Sometimes you want to retrieve "almost all" the columns from a table. Suppose that you have an image table that contains a BLOB column named data used for storing images that might be very large, and other columns that characterize the BLOB column, such as its ID, a description, and so forth. It's easy to write a SELECT * statement that retrieves all the columns, but if all you need is the descriptive information about the images and not the images themselves, it's inefficient to drag the BLOB values over the connection along with the other columns. Instead, you want to select everything in the row except the data column.

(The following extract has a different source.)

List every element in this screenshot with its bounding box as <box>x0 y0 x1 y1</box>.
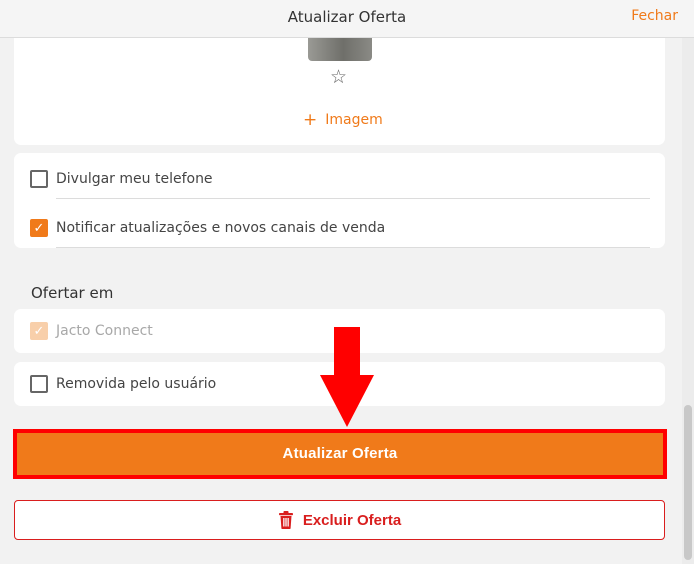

Unfortunately, there is no way to say directly in SQL, "select all columns except this one." You must explicitly name all the columns except data. On the other hand, it's easy to construct that kind of statement by using table structure information. Extract the list of column names, delete the one to be excluded, and then construct a SELECT statement from those columns that remain. The following example shows how to do this in PHP, using the get_column_names⁠(⁠ ⁠ ⁠) function developed earlier in the chapter to obtain the column names for a table:

$names = get_column_names ($conn, $db_name, $tbl_name); $stmt = ""; # construct list of columns to select: all but "data" foreach ($names as $index => $name) {   if ($name == "data")     continue;   if ($stmt != "") # put commas between column names     $stmt .= ", ";   $stmt .= "`$name`"; } $stmt = "SELECT $stmt FROM `$db_name`.`$tbl_name`";

The equivalent Perl code for constructing the statement is a bit shorter (and correspondingly more cryptic):

my @names = get_column_names ($dbh, $db_name, $tbl_name); my $stmt = "SELECT `"             . join ("`, `", grep (!/^data$/, @names))             . "` FROM `$db_name`.`$tbl_name`";

Whichever language you use, the result is a statement that you can use to select all columns but data. It will be more efficient than SELECT * because it won't pull the BLOB values over the network. Of course, this process does involve an extra round trip to the server to execute the statement that retrieves the column names, so you should consider the context in which you plan to use the SELECT statement. If you're going to retrieve only a single row, it might be more efficient simply to select the entire row than to incur the overhead of the extra round trip. But if you're selecting many rows, the reduction in network traffic achieved by skipping the BLOB columns will be worth the overhead of the additional query for getting table structure.